La novela se define así como un desconcertante juego de espejos, incrementando la confusión de la experiencia lectora cuando, a través de intermezzos intercalados durante todo el texto de la trama principal, las sombras del “osamaverso” nos transmiten las imágenes de edificios que explotan, de metros asediados por el pánico, o de lejanas guerras contra enemigos invisibles transcurridas en las calles de Iraq o en las montañas de Afganistán. Entre aquellos que sufren/padecen la amenaza, la violencia o la muerte nada hay de diferente. Por eso no se distinguen bandos de buenos y malos, ni se priorizan unas víctimas sobre otras, ni se elige entre las causas de los unos o de los otros. Cuando de la destrucción o de la avaricia o de la sinrazón emana la ponzoña, nada hay de bueno o para celebrar, pues todo alrededor son lágrimas y llantos.

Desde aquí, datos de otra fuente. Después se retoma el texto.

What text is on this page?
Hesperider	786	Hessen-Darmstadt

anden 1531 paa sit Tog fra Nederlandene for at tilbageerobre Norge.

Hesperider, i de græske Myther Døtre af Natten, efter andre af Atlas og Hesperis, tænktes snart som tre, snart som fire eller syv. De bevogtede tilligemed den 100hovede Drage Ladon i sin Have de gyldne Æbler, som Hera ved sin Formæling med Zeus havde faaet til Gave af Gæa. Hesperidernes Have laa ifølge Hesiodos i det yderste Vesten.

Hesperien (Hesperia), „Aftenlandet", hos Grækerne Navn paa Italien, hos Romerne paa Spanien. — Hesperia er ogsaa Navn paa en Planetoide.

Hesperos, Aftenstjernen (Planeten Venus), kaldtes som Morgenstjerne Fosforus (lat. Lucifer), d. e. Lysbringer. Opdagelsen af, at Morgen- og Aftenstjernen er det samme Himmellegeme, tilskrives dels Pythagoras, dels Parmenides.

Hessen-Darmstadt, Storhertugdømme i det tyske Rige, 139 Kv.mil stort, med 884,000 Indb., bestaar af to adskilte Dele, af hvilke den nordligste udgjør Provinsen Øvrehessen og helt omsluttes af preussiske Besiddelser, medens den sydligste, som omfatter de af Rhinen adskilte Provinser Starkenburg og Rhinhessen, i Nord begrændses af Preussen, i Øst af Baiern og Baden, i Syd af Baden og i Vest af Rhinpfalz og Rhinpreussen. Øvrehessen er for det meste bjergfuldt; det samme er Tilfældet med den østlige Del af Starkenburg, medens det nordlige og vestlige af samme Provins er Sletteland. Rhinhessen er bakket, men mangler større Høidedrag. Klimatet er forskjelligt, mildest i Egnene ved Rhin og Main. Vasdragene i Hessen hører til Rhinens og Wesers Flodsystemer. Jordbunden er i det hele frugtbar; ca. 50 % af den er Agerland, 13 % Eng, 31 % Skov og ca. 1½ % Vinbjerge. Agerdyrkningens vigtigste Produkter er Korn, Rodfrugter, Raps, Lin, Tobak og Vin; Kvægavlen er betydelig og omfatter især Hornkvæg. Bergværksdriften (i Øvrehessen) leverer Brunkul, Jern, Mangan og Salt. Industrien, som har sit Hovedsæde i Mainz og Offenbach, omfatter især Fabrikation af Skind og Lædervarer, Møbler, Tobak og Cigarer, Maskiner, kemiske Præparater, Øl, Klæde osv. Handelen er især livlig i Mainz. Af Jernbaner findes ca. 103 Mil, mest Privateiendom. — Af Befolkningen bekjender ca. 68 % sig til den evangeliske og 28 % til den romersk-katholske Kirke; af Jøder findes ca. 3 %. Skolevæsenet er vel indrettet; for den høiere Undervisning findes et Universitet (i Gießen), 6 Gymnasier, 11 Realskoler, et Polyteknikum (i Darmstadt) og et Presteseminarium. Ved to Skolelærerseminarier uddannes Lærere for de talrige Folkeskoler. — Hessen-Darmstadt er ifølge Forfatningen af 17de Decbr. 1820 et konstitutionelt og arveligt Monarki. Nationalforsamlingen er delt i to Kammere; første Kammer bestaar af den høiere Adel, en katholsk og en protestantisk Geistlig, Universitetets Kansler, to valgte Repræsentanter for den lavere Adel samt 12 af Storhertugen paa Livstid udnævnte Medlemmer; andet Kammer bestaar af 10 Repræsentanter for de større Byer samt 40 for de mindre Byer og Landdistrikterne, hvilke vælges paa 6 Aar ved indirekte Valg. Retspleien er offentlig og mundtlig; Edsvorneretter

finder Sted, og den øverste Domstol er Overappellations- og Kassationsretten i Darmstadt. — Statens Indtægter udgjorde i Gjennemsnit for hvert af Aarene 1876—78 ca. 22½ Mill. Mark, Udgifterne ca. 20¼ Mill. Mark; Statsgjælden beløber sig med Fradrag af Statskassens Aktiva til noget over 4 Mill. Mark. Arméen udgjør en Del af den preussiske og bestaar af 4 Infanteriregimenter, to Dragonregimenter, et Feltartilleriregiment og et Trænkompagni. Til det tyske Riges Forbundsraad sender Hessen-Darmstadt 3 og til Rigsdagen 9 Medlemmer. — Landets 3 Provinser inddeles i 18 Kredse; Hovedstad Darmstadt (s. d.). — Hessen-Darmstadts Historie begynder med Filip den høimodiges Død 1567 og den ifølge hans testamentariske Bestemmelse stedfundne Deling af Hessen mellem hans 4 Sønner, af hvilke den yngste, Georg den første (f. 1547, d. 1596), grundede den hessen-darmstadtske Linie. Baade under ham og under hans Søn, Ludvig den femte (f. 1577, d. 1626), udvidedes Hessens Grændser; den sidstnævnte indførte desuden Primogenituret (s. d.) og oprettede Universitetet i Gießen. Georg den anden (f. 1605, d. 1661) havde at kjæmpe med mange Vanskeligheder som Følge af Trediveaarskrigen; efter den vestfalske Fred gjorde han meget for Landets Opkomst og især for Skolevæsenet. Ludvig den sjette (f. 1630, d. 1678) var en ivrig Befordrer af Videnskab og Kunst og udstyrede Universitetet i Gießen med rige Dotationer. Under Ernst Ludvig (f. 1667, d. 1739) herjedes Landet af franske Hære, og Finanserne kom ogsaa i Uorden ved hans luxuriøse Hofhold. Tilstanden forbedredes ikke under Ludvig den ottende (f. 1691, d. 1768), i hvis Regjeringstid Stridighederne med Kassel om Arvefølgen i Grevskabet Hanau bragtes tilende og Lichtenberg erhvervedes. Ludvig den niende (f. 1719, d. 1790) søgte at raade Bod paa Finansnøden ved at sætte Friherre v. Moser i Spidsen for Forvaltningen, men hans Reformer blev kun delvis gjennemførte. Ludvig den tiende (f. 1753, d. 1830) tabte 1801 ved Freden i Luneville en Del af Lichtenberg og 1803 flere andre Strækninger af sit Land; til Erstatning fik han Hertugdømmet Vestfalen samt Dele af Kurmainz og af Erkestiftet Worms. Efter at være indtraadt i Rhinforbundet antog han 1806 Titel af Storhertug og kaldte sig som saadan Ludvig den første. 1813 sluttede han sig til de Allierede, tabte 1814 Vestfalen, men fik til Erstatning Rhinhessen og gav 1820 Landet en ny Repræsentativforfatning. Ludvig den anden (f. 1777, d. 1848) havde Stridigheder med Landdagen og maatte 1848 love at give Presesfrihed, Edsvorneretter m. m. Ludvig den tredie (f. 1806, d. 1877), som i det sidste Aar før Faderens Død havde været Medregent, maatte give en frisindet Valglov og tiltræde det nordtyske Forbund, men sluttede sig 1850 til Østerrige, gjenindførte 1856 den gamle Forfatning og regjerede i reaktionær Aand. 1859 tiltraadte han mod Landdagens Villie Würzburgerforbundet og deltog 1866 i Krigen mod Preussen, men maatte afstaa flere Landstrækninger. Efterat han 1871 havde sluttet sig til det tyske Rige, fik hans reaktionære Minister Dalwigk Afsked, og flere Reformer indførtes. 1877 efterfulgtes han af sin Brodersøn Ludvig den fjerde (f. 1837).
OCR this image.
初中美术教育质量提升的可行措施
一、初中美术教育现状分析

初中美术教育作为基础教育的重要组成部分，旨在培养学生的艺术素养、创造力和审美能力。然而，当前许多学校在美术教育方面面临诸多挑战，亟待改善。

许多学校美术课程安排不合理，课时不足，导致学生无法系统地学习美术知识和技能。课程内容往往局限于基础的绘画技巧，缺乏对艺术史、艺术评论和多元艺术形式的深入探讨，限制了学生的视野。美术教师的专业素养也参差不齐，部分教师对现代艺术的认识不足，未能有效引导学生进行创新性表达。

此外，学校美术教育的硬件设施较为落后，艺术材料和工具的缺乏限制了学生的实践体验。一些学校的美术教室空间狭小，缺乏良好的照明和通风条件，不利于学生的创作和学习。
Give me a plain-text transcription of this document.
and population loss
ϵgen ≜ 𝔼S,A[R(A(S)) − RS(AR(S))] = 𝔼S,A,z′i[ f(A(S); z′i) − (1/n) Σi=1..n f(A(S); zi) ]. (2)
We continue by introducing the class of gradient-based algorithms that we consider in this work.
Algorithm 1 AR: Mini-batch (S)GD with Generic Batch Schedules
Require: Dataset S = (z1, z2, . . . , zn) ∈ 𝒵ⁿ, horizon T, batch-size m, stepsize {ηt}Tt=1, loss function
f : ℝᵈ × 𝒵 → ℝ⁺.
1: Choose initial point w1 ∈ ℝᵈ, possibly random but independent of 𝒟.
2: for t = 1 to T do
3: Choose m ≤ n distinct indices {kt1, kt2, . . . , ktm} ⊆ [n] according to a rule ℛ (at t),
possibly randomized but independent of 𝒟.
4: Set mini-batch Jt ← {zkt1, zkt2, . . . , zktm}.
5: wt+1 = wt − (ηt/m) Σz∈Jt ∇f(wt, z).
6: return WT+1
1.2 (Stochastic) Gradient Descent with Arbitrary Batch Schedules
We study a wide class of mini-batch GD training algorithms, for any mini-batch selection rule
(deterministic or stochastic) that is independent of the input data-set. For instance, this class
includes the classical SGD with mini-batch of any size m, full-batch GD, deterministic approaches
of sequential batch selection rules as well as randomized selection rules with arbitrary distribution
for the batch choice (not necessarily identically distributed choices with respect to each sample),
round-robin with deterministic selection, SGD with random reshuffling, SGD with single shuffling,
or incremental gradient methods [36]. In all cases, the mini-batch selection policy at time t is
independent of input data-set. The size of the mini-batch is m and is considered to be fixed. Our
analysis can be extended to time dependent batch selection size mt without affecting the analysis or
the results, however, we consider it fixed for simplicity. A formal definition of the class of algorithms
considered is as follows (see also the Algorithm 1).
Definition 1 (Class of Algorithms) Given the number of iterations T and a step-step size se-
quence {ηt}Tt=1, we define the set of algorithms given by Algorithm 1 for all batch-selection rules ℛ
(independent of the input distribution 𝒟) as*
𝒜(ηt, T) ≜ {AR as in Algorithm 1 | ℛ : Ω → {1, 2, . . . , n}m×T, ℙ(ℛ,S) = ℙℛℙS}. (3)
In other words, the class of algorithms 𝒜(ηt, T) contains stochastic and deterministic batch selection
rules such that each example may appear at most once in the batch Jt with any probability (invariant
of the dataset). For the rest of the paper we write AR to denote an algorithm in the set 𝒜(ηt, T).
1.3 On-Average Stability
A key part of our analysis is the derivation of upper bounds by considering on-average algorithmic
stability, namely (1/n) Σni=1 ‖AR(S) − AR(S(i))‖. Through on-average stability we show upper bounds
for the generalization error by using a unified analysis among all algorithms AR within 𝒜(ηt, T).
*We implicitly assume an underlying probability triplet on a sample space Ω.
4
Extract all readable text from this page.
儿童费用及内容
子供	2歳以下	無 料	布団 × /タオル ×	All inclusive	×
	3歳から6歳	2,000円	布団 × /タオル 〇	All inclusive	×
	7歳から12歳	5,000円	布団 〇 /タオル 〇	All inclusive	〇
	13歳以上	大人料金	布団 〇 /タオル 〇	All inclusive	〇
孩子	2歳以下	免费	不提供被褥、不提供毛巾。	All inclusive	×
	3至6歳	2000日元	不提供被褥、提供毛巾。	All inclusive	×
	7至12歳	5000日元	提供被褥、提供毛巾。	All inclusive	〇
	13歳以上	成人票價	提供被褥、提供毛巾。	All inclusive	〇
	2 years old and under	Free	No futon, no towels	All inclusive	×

Sin embargo, aunque la arquitectura de la trama y subtramas, su argumento y sus personajes, las líneas temáticas y el desarrollo en Osama, son de alta calidad, la construcción de la novela muestra algunas (y no pocas) carencias, fundamentalmente de coherencia, ritmo y definición.
Cuando se afronta la ingente tarea de construir una novela a medio camino entre mundos o realidades o líneas temporales distintas, la capacidad para hacer coherente la relación entre ellas resulta imprescindible. Una importancia que aumenta cuando el nexo de unión descansa sobre los personajes, sobre sus motivaciones y acciones, sus intenciones u objetivos. La claridad con la que las líneas básicas de coherencia se dibujan en Osama resulta difusa casi hasta el final y, una vez allí, el que sufre para encajar el río de explicaciones repentinas resulta ser el argumento, maltrecho por tener que soportar el peso de justificaciones poco convincentes o escasamente exploradas.
Tampoco favorecen a la coherencia y a la comprensión del texto un estilo excesivamente fragmentario, que vuelve en apariencia más importante el mantenimiento de la forma sobre la unidad escénica, la expresión de una idea concreta en un momento dado sobre la definición de un personaje fundamental para percibir la novela como conjunto. Y es que, lejos de percibir estos fragmentos como fractales, como pedazos de significado partidos de un todo, las más de las veces estamos ante fuegos de artificio cuyo (hermoso e inmediato) fulgor no tiene después mayor recorrido. Desgraciadamente, son más frecuentes de lo que deberían los momentos donde la lectura corre el riesgo de desorientarse pues, tras encontrarnos (y haber perseguido) a tanto cliffhanger sin sentido, hemos acabado exhaustos, ante el frustrante muro de un callejón sin salida.
Por eso, aunque Osama resulta interesante como ejercicio de estilo, y posee bases de gran potencial sobre las que se podría haber asentado una historia intensa y extravagante, apenas consigue al final sus principales objetivos. La inteligencia de las ideas, la provocación de las propuestas, la intensidad de los personajes y sus relaciones… todo ello ha quedado malogrado porque Lavie Tidhar no ha sabido domar al estilo como herramienta. La forma se ha convertido (casi) en parte del contenido y del mensaje de la novela. Con todo, no podemos dejar de valorar, con la justicia que exige toda primera novela, la valentía de esta propuesta. Si bien Tidhar necesita mejorar, tantas buenas ideas y prometedoras intenciones han conseguido llamar nuestra atención para querer seguirlo también en su próximo intento.